My system has a Ryzen 7 1700X and an RX480, it's about 6 and a half years old.
So I've been having issues with general system instability, things have been slowly escalating for over a year but I've been putting off dealing with it because life is busy and until the last few weeks the disruption was something I could live with.
At the peak of these issues there were a lot of different ways the system could go down, and various states it could be left in.
Over the past couple of weeks I've addressed a few of issues with the system. I've re-pasted and replaced the thermal pads on the graphics card which was running at 70c while idle and getting up to 90c while gaming - the temperatures are a lot more reasonable now, I've updated my bios, and I've made sure my drivers are up to date in the Adrenaline software.
I have one issue remaining after doing all of this.
The first symptom is always a momentary monitor outage. This isn't a flicker, there is never a burst of them, I have 3 monitors and all of them go dark, exactly once, for a brief moment.
The above then repeats very infrequently, maybe 3 or 4 times per hour, and this can carry on for anywhere between 40 minutes or 3 hours and then suddenly the whole rig ceases to output anything. All the monitors disconnect, my USB headset disconnects, however the PC remains on and after a hard reset things are usually normal.
It doesn't matter if I'm gaming or not, it can happen if the PC is almost entirely idle. This week everything was fine until yesterday evening when it happened twice, and this morning - the little micro outages are ongoing as I type this.
Looking at the Windows Event Viewer, one thing looks really odd, logs about the surprise removal of a disk - this would be expected when one of those failures happens, if my USB ports turn off (the headset disconnects remember) then that should be my USB drive, but it can specify either Disk 1 or Disk 2, and it's not 1:1 with failures, I've had 2 just this morning while the micro-outages are ongoing and only one yesterday evening - which does match up in time with one of the failures but nothing for the other. I wonder if the mix of Disk 1 vs Disk 2 is just my USB drive changing numbers or if this hints at issues between my processor and M2 drive? I've unplugged my USB drive for now and I'm going to see if those errors persist or stop entirely
Most of the graphs in the Adrenaline software look normal? Not that I really have a frame of reference for that.
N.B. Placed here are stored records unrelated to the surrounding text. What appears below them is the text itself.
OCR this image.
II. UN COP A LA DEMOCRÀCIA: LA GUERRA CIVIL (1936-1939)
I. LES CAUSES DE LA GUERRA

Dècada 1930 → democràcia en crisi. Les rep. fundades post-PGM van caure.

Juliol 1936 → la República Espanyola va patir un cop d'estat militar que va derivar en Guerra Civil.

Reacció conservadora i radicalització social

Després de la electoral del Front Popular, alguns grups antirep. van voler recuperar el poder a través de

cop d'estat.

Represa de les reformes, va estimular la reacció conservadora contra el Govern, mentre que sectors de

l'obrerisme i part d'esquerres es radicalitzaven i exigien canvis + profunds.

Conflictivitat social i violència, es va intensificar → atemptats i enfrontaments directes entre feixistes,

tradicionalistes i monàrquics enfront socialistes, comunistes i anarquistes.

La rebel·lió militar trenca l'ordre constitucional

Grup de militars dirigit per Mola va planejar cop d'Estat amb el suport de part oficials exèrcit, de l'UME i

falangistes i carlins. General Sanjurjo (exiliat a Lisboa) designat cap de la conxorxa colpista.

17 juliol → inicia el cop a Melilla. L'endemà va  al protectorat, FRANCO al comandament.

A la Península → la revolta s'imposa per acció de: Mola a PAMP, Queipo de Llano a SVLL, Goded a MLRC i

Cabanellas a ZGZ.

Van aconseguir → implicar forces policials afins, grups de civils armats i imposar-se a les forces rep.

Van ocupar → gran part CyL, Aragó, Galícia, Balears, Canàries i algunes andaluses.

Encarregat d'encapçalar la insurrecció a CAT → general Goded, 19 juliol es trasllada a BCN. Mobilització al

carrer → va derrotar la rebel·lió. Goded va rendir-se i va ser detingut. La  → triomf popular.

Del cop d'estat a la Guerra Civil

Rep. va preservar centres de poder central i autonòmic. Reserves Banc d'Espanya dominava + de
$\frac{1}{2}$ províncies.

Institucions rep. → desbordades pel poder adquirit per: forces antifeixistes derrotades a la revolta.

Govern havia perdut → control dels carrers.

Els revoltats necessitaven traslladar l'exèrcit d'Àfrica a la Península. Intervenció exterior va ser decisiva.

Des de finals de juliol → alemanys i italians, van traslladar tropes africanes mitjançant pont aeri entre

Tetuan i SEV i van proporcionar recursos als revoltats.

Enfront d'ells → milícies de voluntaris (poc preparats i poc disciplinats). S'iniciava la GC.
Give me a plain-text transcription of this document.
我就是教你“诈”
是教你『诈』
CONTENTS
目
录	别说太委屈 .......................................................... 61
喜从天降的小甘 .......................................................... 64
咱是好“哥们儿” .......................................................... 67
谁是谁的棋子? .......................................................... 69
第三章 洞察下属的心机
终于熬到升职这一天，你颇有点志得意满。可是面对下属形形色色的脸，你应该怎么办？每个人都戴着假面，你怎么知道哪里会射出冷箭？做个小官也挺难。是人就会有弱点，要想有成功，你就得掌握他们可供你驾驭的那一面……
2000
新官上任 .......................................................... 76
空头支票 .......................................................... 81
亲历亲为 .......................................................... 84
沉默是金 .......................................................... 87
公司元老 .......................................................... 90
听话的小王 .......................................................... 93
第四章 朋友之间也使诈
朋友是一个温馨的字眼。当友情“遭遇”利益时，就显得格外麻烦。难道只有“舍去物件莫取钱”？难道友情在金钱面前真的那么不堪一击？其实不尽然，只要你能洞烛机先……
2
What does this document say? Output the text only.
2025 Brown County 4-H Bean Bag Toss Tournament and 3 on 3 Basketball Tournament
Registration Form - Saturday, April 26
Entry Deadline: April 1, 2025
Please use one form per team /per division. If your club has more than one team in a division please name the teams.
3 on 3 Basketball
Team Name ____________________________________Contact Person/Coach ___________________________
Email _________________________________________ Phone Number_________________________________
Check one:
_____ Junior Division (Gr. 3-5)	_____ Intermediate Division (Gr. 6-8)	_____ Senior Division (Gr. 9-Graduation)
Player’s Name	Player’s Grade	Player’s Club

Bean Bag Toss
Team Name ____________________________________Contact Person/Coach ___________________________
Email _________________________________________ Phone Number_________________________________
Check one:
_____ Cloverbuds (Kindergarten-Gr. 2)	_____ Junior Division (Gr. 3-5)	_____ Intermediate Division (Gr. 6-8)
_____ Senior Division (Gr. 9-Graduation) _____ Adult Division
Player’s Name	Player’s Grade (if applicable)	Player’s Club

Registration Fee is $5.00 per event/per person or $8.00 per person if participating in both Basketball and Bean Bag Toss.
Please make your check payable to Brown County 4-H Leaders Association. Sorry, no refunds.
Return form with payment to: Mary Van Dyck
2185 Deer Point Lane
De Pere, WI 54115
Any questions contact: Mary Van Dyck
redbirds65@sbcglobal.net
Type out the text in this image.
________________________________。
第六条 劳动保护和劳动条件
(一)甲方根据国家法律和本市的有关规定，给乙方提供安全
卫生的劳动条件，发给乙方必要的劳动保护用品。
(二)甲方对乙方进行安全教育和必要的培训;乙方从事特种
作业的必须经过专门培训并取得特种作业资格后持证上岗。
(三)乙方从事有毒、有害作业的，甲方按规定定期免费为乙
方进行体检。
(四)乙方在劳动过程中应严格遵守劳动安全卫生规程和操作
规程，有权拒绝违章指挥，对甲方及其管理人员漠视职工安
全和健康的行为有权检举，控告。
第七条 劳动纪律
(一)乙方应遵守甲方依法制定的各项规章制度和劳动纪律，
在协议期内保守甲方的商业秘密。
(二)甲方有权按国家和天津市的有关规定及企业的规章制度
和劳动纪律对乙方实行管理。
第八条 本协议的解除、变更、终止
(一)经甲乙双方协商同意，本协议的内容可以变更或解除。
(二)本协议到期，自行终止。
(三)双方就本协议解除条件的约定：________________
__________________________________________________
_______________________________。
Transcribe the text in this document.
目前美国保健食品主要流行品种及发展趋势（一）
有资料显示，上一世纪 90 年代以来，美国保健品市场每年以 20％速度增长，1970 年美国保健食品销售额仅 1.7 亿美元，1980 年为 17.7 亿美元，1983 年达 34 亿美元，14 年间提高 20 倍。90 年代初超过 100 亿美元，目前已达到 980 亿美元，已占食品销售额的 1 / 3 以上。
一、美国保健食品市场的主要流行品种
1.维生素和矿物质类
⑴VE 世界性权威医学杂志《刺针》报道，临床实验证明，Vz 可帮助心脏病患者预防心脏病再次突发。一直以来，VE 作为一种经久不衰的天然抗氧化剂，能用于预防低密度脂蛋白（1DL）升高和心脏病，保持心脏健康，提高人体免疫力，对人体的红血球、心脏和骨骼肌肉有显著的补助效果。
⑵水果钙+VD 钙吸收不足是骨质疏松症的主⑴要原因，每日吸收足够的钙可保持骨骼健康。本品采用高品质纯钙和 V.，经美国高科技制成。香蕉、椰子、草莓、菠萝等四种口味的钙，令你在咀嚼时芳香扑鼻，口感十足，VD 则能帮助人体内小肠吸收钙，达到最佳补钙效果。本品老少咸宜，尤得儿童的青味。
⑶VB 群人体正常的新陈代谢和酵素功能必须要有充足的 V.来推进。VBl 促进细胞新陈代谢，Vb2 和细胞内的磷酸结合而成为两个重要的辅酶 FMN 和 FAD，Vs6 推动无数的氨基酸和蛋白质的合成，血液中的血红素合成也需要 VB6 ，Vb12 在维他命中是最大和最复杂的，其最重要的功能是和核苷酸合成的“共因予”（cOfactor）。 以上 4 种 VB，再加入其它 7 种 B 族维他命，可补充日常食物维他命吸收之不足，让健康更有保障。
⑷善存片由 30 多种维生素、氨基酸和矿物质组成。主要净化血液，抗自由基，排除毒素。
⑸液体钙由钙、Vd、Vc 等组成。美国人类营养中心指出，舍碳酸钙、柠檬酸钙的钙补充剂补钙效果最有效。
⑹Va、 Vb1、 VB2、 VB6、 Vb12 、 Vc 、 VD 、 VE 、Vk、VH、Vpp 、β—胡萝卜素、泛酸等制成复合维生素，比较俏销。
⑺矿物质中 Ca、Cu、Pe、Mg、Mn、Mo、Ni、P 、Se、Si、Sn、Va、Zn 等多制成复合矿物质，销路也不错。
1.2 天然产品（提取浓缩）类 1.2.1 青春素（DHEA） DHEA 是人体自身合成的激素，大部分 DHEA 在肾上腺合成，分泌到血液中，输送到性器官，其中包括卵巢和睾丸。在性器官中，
The temperatures this morning are both a bit higher than they have been lately and I would wonder if that's because I put the side of the case back on yesterday but they were both lower than that yesterday evening.
The GPU memory clock speed graph is confusing? What is this showing me? Why are there 2 lines? Is my memory dipping slower? Shouldn't the speed just be the speed and thus constant? Why graph this?
I picked "processor" for this question because the USB Headset disconnecting pushes me in the direction of that being the cause, I don't see how a GPU failure could cause that. These forums have the same issue as AMD's bug report form which I was seeing a lot of before I repaired the GPU and flashed the BIOS where everyone is expected to be an expert on their own problems and "I don't know" isn't an answer, so sorry if this is in the wrong place.
I'm out of diagnostic tools that I know about, and I'd least like to narrow this down to a single hardware component so I know what to replace.
Should I open the PC up again and re-paste the CPU? The temps looked OK to me but peaks of 73c while idle seems suspect.
The microoutages seem to have stopped this morning while I was typing all of this, which is new, they've always ended in a failure up until now.